Konon, nama pesantren berkaitan dengan istilah shastri dari bahasa India yang berarti orang-orang yang memahami kitab-kitab suci agama Hindu, atau pakar kitab suci Hindu (Arifin, 1992:3, lihat pula Geert, 1960:78).
Pesantren merupakan lembaga pendidikan Islam yang dilaksanakan dengan sistem asrama (pondok) dengan kiai sebagai figur utama dan masjid sebagai pusat aktivitasnya. Seperti yang dikatakan oleh Raharjo (1985), bahwa pesantren sejak awal pertumbuhannya memiliki bentuk yang berbeda-beda antara satu dengan yang lain, sehingga tidak ada standarisasi yang berlaku bagi semua pesantren.
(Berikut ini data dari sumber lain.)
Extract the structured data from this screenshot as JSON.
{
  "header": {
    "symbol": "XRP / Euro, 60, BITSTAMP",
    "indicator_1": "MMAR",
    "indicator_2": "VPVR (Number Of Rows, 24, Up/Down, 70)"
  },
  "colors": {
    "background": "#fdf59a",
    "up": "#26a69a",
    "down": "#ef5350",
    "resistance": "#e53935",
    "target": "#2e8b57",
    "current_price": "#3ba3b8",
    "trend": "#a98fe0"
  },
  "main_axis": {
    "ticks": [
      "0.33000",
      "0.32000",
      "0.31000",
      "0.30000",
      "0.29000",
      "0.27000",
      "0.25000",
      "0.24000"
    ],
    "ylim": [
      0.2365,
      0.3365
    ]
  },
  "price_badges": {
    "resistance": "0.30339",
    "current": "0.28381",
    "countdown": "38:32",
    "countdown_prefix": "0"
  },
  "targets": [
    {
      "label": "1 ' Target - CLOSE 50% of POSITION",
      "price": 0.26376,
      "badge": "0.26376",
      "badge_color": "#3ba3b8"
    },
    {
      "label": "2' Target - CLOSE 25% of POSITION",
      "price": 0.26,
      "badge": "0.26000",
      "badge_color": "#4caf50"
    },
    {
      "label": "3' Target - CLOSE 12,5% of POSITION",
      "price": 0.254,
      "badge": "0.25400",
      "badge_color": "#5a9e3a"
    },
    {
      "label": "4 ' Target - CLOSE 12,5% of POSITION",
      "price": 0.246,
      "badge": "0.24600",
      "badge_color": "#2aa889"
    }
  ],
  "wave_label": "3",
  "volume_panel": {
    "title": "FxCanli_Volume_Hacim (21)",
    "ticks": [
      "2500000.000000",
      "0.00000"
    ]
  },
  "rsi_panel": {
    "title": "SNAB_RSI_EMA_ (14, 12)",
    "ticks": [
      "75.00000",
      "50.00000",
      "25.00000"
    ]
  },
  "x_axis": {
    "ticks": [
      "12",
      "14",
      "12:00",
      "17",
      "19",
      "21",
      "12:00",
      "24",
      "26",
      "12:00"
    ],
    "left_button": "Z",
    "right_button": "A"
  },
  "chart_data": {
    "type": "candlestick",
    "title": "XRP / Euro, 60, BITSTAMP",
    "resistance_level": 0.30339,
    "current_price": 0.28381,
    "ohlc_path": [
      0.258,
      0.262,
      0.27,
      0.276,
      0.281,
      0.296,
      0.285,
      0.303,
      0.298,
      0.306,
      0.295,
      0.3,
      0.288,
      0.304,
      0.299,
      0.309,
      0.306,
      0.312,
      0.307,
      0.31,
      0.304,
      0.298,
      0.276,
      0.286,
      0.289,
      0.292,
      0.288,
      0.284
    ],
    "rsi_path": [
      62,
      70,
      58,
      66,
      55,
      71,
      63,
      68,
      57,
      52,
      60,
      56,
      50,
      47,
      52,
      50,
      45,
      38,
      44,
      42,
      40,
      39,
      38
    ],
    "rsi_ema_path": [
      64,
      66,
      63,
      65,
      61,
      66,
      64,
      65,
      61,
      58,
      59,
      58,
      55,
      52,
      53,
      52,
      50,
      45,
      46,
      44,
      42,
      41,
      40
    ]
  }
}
Namun begitu, dalam proses pertumbuhan dan perkembangannya pesantren memiliki pola umum atau elemen umum yang menjadi ciri khasnya misalnya adanya: kiai, masjid, santri dan tempat tinggal santri (asrama), serta pengajian kitab kuning.
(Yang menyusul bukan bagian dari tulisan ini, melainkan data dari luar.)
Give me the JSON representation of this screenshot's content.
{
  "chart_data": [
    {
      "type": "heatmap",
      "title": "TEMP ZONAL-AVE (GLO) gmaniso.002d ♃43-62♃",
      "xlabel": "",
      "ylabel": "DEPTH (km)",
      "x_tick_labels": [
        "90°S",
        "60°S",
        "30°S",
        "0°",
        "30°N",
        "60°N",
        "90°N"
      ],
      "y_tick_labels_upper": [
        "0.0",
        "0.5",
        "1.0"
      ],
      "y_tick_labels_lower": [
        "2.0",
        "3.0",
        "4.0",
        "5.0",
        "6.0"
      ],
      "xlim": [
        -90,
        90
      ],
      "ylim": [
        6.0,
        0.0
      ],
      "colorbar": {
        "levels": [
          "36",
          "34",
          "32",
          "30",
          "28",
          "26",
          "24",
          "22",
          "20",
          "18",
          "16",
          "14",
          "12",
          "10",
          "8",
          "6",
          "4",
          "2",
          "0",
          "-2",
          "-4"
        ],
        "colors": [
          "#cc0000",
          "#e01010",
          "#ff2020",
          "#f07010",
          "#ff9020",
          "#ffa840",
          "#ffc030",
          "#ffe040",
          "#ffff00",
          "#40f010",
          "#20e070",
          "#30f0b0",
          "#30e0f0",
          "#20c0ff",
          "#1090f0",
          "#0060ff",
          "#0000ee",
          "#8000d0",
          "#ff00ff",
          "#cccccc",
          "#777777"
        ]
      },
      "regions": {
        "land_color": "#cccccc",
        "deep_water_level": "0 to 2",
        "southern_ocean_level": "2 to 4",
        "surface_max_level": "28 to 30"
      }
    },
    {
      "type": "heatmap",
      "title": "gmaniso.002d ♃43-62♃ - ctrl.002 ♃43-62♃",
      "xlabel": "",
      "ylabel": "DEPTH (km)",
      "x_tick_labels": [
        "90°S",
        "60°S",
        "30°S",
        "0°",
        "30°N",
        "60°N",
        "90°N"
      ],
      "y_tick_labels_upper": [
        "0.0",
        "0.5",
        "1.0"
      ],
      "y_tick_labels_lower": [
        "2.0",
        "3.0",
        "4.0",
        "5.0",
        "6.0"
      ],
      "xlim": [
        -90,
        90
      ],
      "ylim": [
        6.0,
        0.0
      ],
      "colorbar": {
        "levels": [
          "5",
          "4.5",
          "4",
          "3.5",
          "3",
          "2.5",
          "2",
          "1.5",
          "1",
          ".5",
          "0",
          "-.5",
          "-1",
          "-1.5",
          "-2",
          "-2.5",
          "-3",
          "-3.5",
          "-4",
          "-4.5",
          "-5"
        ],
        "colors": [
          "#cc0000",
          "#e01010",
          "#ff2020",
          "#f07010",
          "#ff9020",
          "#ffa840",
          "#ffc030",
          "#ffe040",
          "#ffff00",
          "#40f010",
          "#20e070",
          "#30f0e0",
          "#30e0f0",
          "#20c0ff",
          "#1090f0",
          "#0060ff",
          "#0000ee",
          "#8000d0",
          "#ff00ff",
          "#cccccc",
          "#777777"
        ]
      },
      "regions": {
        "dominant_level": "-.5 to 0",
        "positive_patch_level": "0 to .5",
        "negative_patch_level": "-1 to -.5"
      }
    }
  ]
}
Disamping itu ada beberapa karakteristik pesantren yang secara umum meliputi: a). tidak ada batas umur bagi seseorang untuk nyantri (belajar di pesantren), b). tidak ada batas waktu dalam pendidikan (life long education), c). tidak ada ikatan (bebas) untuk memilih pengajian kitab sesuai yang diinginkan. Disamping itu secara umum ada pola yang sama dalam sebuah pesantren, yaitu, dari segi fisik yang terdiri dari empat komponen pokok yang selalu ada dalam setiap pesantren, misalnya: 1. kiai sebagai pimpinan, pendidik dan tokoh panutan, 2. santri sebagai peserta didik atau siswa, 3. masjid sebagai tempat berjama’ah shalat dan kegiatan belajar-mengajar, 4. pondok sebagai tempat tinggal santri. Sedangkan dari segi non-fisik, yaitu pengajian yang disampaikan dengan berbagai metode yang secara umum memiliki keragaman, meski tidak mendasar sifatnya.
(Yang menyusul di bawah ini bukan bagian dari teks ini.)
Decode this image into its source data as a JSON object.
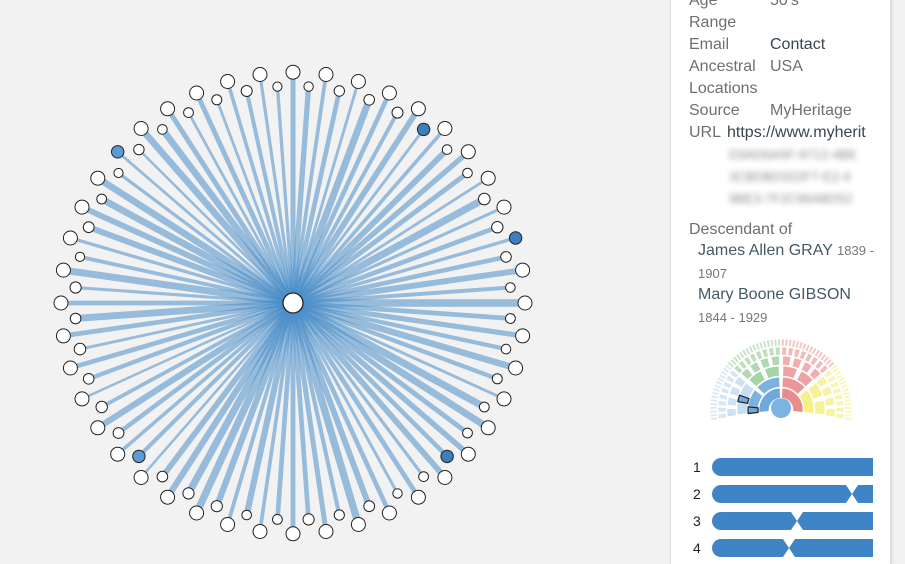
{
  "panel": {
    "age_range_label": "Age Range",
    "age_range_value": "50's",
    "email_label": "Email",
    "email_value": "Contact",
    "locations_label": "Ancestral Locations",
    "locations_value": "USA",
    "source_label": "Source",
    "source_value": "MyHeritage",
    "url_label": "URL",
    "url_value": "https://www.myherit",
    "url_blurred": [
      "D3AD6A5F-9712-4BE",
      "3CBDBD322F7-E2-4",
      "9BE3-7F2C96ABD52"
    ],
    "descendant_label": "Descendant of",
    "ancestors": [
      {
        "name": "James Allen GRAY",
        "dates": "1839 - 1907"
      },
      {
        "name": "Mary Boone GIBSON",
        "dates": "1844 - 1929"
      }
    ],
    "chromosome_rows": [
      "1",
      "2",
      "3",
      "4"
    ]
  },
  "colors": {
    "edge": "#4a8ec9",
    "node_highlight": "#3e7fbf",
    "node_highlight_light": "#5b9bd5",
    "node_default": "#ffffff",
    "bar": "#3f85c6",
    "fan_palette": [
      "#6fa8dc",
      "#8fc98f",
      "#e98c8c",
      "#f2ef7a",
      "#b9d5ee"
    ]
  },
  "network": {
    "node_count": 88,
    "highlighted_nodes": [
      9,
      18,
      33,
      55,
      76
    ]
  }
}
Pada awalnya pesantren merupakan lembaga pendidikan dan pengajaran agama Islam yang diselenggarakan dengan cara non-klasikal, dimana seorang kiai mengajar para santrinya berdasarkan kitab-kitab yang ditulis dengan bahasa Arab tanpa harakat —yang sering disebut dengan kitab gundul– oleh para ulama’ abad pertengahan (antara abad 12-16) yang menggunakan tempat di rumah kiai, masjid, atau teras asrama. Pesantren demikian ini sering disebut dengan pesantren salaf, tradisional. Sebutan pesantren tradisional terkait dengan sistem pembelajaran dan kurikulum. Pesantren disebut salaf, tradisional biasanya dikaitkan dengan antara lain: metode pembelajarannya yang khas pesantren murni, kurikulumnya yang tidak mengadopsi kurikulum sekolah, dan aturan lain yang terkait dengan ketertutupan terhadap modernisasi, misalnya: santri dilarang membaca koran, majalah, memutar radio/tape, melihat Televisi dst. Sementara pesantren modern dikaitakan dengan keterbukaannya dengan sistem pendidikan dan manajemen sekolah yang modern.